When the race started, we saw John for about a ten seconds before he and the other boys ran up into the woods. My mom, as she is during all of my siblings’ races, was very anxious. She just wanted John to win. We all did. After about ten minutes, we found spaces along the straightaway – I think that’s what it’s called – before the finish line and waited for the end of the race. Finally, we could see John from afar. He was easy to spot in his bright blue and white striped uniform. He was in the lead.


john xc


As he entered the final straightaway, he looked strong, but the boy in second place was right on his heels, gaining momentum. They both zoomed past us and I lost sight of them about ten meters before the finish line. That was when John lost the race.

I had no idea what was happening. All I did was hope that he had won, though I had a feeling that he hadn’t. I kept looking toward the finish line but couldn’t figure out what the outcome was based on anyone’s reaction. When I turned around, I saw Barb and Emily. “I think he got second,” one of them said. My mom ran over to us. “Second,” she said, sadly.

I didn’t see John until probably twenty minutes later. By that time, all of us had recounted what we had seen and what we hadn’t, who had told us that he’d gotten second, how strong he looked at every point in the race. “Hey,” everyone said. “Second place is still pretty good.”  And that is, of course, the truth. However, when you’re competitive – like John is, like everyone in my family is – second place is good, but it’s just not good enough.

When he finally came around, each of us hugged John for a really long time. He was clearly disappointed. Not angry. Just bummed.

“Thank you for coming,” he said to me.

“Of course,” I said. And I meant that. Of course I would have been there. It was a big race. I wished that I could have done something for him. That the outcome had been different. But, I will say, I have never been prouder of John. For the rest of the day he was composed, complimentary of others, and very, very gracious.


jim, john, me & tori

jim, john, me & tori


We watched his teammates on the girls’ team win a state title as a team. I saw a few other races from a distance. Mostly, I felt cold and bored. The temperature was in the 30s and I wanted to go home. My family and one of John’s coaches got pizza at a restaurant down the road from the high school. We were all in better spirits by that point, John especially. Afterwards, he, Tori and my parents went to the awards ceremony. Jim and I drove the three and a half hours back to our parents’ house.

Back in Brooklyn that evening, I was hanging out with some friends and told them all about John’s race. Most of them seemed to…not get why I was upset that he had gotten second place. I tried to explain that I was proud of him and that, yes, second place is good. Obviously. It’s one place away from first. It was just hard to see Johnny get second place when I knew that he’d worked so, so hard to get first.
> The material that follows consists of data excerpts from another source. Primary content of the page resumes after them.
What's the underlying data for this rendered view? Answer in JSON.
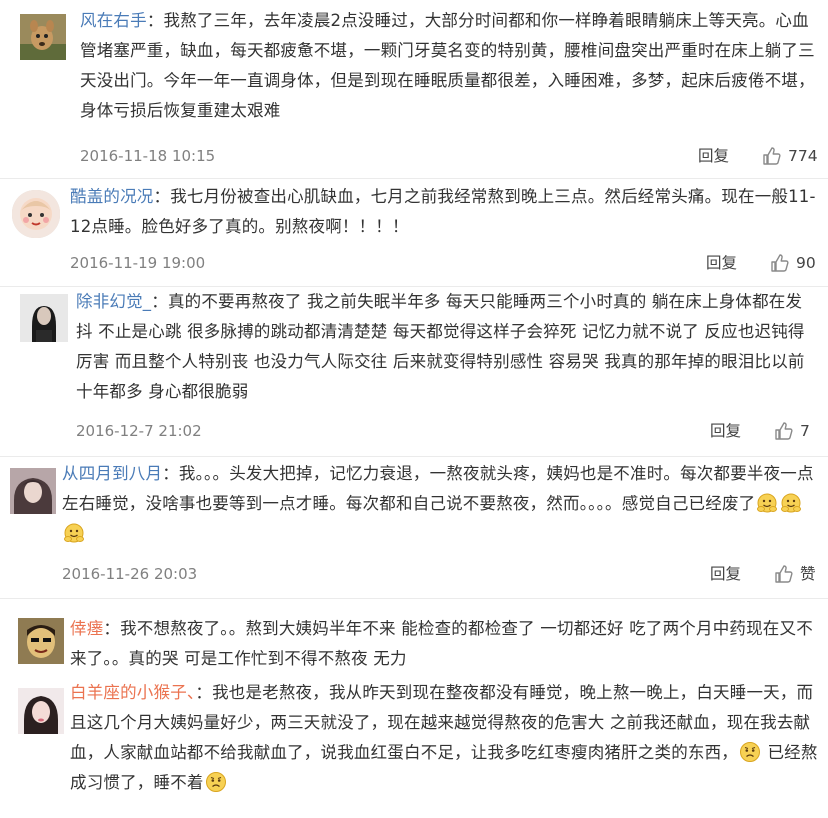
{
  "comments": [
    {
      "user": "风在右手",
      "colon": "：",
      "text": "我熬了三年，去年凌晨2点没睡过，大部分时间都和你一样睁着眼睛躺床上等天亮。心血管堵塞严重，缺血，每天都疲惫不堪，一颗门牙莫名变的特别黄，腰椎间盘突出严重时在床上躺了三天没出门。今年一年一直调身体，但是到现在睡眠质量都很差，入睡困难，多梦，起床后疲倦不堪，身体亏损后恢复重建太艰难",
      "time": "2016-11-18 10:15",
      "reply": "回复",
      "likes": "774"
    },
    {
      "user": "酷盖的况况",
      "colon": "：",
      "text": "我七月份被查出心肌缺血，七月之前我经常熬到晚上三点。然后经常头痛。现在一般11-12点睡。脸色好多了真的。别熬夜啊！！！！",
      "time": "2016-11-19 19:00",
      "reply": "回复",
      "likes": "90"
    },
    {
      "user": "除非幻觉_",
      "colon": "：",
      "text": "真的不要再熬夜了 我之前失眠半年多 每天只能睡两三个小时真的 躺在床上身体都在发抖 不止是心跳 很多脉搏的跳动都清清楚楚 每天都觉得这样子会猝死 记忆力就不说了 反应也迟钝得厉害 而且整个人特别丧 也没力气人际交往 后来就变得特别感性 容易哭 我真的那年掉的眼泪比以前十年都多 身心都很脆弱",
      "time": "2016-12-7 21:02",
      "reply": "回复",
      "likes": "7"
    },
    {
      "user": "从四月到八月",
      "colon": "：",
      "text": "我。。。头发大把掉，记忆力衰退，一熬夜就头疼，姨妈也是不准时。每次都要半夜一点左右睡觉，没啥事也要等到一点才睡。每次都和自己说不要熬夜，然而。。。。感觉自己已经废了",
      "emoji": [
        "hug-emoji",
        "hug-emoji",
        "hug-emoji"
      ],
      "time": "2016-11-26 20:03",
      "reply": "回复",
      "likes": "赞"
    },
    {
      "user": "倖瘗",
      "colon": "：",
      "text": "我不想熬夜了。。熬到大姨妈半年不来 能检查的都检查了 一切都还好 吃了两个月中药现在又不来了。。真的哭 可是工作忙到不得不熬夜 无力"
    },
    {
      "user": "白羊座的小猴子、",
      "colon": "：",
      "text_a": "我也是老熬夜，我从昨天到现在整夜都没有睡觉，晚上熬一晚上，白天睡一天，而且这几个月大姨妈量好少，两三天就没了，现在越来越觉得熬夜的危害大 之前我还献血，现在我去献血，人家献血站都不给我献血了，说我血红蛋白不足，让我多吃红枣瘦肉猪肝之类的东西，",
      "text_b": " 已经熬成习惯了，睡不着",
      "emoji_a": "sad-emoji",
      "emoji_b": "sad-emoji"
    }
  ],
  "colors": {
    "username_orange": "#eb7350",
    "username_blue": "#4a7bb7",
    "text": "#333333",
    "time": "#808080"
  }
}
Later on, I was playing a game with a few people. “You’re so competitive,” someone said to me, after I’d lost a point or a round or something.

“Yeah,” I said. “I know.”

“It’s obviously hereditary,” they said. And that is the truth. Even though I don’t care much for sports, I am deeply competitive, like the rest of my family. And also, like the rest of my family, deeply loyal.

Seeing John get second place was heartbreaking not because it felt like it was happening to meIt was because I knew it was happening to him. And I want him to have all of the success and glory and happiness that he deserves. But someone had to get second place, which, when you think about it, is much better than a lot of other places.


john & me

john & me, post-race but pre-pizza


Johnny, you’re a fighter, a leader and, most importantly, a gentleman. I know you’ll continue to do great things in your last year of high school and beyond. And I’m so happy that you’re my brother. I am so proud of you.